SIU graduates Navy Lt. Ryan Chamberlain and Navy Lt. Cmdr. Declan Hartney were selected to join the Blue Angels — the flight demonstration squadron that represents the U.S. Navy and Marine Corps — out of around 40 Navy and Marine Corps officers who applied to the Blue Angels this year.
They will perform air shows for about 11 million spectators who view the squadron during air shows each year, according to the Blue Angels’ website. Since 1946, the Blue Angels have flown for more than 260 million spectators.
“We are obviously very excited and very proud,” said David NewMyer, professor and chair of the aviation management and flight program. “This is very exciting for our program.”
Chamberlain, a 2003 graduate from Bloomington, will pilot an F/A-18 on the 2013 flight team, while Hartney, a 2000 graduate from Limerick, Ireland, will be the maintenance officer in 2014.
Chamberlain is stationed in California and will report to Naval Air Station Pensacola in September before he begins his assignment with the Blue Angels in November. He said he never thought he would get the opportunity to be a Blue Angel.
“I have always thought that it would be an incredible experience, but I wouldn’t say it’s been a lifelong dream,” Chamberlain said. “Once I realized that the opportunity was real and there, it became a lot different.”
Hartney is assigned to Naval Special Warfare Support Activity 1 at the Naval Amphibious Base Coronado and is returning to the Blue Angels after working with the group earlier in his career.
“It is a great honor for me to be selected to represent the Navy and Marine Corps to the general public,” Hartney said. “It’s an honor that is very humbling for a regular fleet sailor, but one I am equally excited about.”
Hartney graduated from SIUC without ever setting foot on the campus. He completed his degree through the university’s off-campus programs while stationed at two different military bases.
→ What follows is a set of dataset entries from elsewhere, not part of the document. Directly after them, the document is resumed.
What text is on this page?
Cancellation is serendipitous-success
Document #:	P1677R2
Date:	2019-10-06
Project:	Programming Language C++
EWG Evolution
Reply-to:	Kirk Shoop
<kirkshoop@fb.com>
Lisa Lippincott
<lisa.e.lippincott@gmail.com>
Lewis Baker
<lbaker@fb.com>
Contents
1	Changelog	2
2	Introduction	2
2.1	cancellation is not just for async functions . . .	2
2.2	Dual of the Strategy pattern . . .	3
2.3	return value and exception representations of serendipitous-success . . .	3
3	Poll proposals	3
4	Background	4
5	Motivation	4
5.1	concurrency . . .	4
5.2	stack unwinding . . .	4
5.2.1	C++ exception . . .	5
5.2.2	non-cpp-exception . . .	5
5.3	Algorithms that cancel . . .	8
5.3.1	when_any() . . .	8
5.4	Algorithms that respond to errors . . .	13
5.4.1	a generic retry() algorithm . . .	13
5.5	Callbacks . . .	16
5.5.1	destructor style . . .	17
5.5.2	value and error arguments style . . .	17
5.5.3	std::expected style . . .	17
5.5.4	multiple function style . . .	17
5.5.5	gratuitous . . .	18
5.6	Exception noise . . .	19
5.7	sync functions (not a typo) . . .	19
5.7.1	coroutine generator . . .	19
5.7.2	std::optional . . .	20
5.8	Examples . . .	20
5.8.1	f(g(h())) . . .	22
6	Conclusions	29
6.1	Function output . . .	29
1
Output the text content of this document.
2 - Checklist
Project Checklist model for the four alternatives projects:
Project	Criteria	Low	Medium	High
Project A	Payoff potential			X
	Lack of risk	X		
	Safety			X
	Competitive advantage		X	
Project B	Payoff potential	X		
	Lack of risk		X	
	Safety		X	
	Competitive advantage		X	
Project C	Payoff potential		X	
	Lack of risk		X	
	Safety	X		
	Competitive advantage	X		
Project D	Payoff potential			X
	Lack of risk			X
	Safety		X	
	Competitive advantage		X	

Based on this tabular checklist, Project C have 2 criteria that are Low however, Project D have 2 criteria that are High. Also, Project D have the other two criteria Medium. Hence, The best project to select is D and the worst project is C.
Kris Garrick, advisor for the off-campus academic programs, worked closely with Hartney during his time at the university and said it was always clear he would be successful. She said she’s happy Hartney will get the chance to tour with the Blue Angels again.
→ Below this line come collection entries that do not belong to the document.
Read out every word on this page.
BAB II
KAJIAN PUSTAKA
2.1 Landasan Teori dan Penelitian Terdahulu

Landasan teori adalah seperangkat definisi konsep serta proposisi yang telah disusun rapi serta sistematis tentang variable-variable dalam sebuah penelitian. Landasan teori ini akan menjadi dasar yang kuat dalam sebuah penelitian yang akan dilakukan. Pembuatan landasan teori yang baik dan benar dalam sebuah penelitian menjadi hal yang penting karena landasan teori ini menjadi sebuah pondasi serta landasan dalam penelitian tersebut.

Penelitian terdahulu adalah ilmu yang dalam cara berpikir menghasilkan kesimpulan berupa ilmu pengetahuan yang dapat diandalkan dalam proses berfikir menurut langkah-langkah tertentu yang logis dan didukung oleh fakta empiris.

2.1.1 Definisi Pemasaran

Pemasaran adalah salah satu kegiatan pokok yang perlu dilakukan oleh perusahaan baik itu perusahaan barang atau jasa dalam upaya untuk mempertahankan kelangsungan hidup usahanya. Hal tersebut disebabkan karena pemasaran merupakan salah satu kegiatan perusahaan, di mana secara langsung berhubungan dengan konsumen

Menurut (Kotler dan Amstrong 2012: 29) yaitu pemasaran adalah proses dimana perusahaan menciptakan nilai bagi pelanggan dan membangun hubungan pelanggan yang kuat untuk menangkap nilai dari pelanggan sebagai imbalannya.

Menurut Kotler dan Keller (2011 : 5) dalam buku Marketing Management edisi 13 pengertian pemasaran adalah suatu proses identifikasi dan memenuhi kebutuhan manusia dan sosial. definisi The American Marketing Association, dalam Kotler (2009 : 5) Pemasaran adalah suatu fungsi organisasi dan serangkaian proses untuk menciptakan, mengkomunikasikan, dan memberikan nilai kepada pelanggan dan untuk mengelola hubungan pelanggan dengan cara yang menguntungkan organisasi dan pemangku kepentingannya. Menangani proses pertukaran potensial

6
“He was given the opportunity to realize his dream,” she said. “I know that he has been and will continue to be a true asset not only for the U.S. Navy and the Blue Angels, but also SIU.”
NewMyer said he hopes the two will visit the SIU campus during their time off from the Blue Angels so they can showcase their skills to aviation students. NewMyer said their selections to Blue Angels show what a strong aviation program the university has.
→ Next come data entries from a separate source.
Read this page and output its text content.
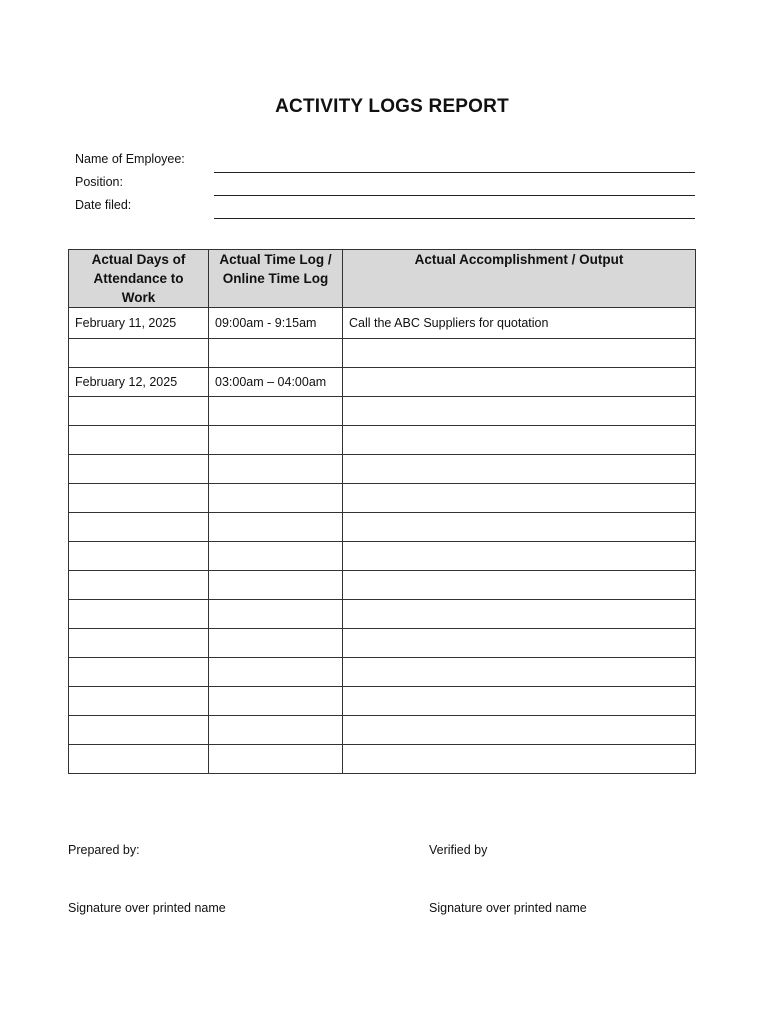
ACTIVITY LOGS REPORT
Name of Employee:
Position:
Date filed:
Actual Days of Attendance to Work	Actual Time Log / Online Time Log	Actual Accomplishment / Output
February 11, 2025	09:00am - 9:15am	Call the ABC Suppliers for quotation

February 12, 2025	03:00am – 04:00am	

Prepared by:	Verified by
Signature over printed name	Signature over printed name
Chamberlain said he would be pleased to visit the university.
“SIU, for me, was the start of my aviation career and is something that can never be replaced,” Chamberlain said. “The professors and faculty who helped me throughout the program are some of the best people I’ve ever had the opportunity to work with. I know that without their mentorship I wouldn’t be where I am now.”
Hartney said he agreed with Chamberlain, and he could not have chosen a better college to guide him through his first experience with the American educational system.
“My main goal in joining the Navy was to earn my commission as an officer, and SIU gave me that opportunity,” he said. “It has ultimately led to the successes I am fortunate to enjoy today, including my selection to be the next maintenance officer of the Blue Angels.”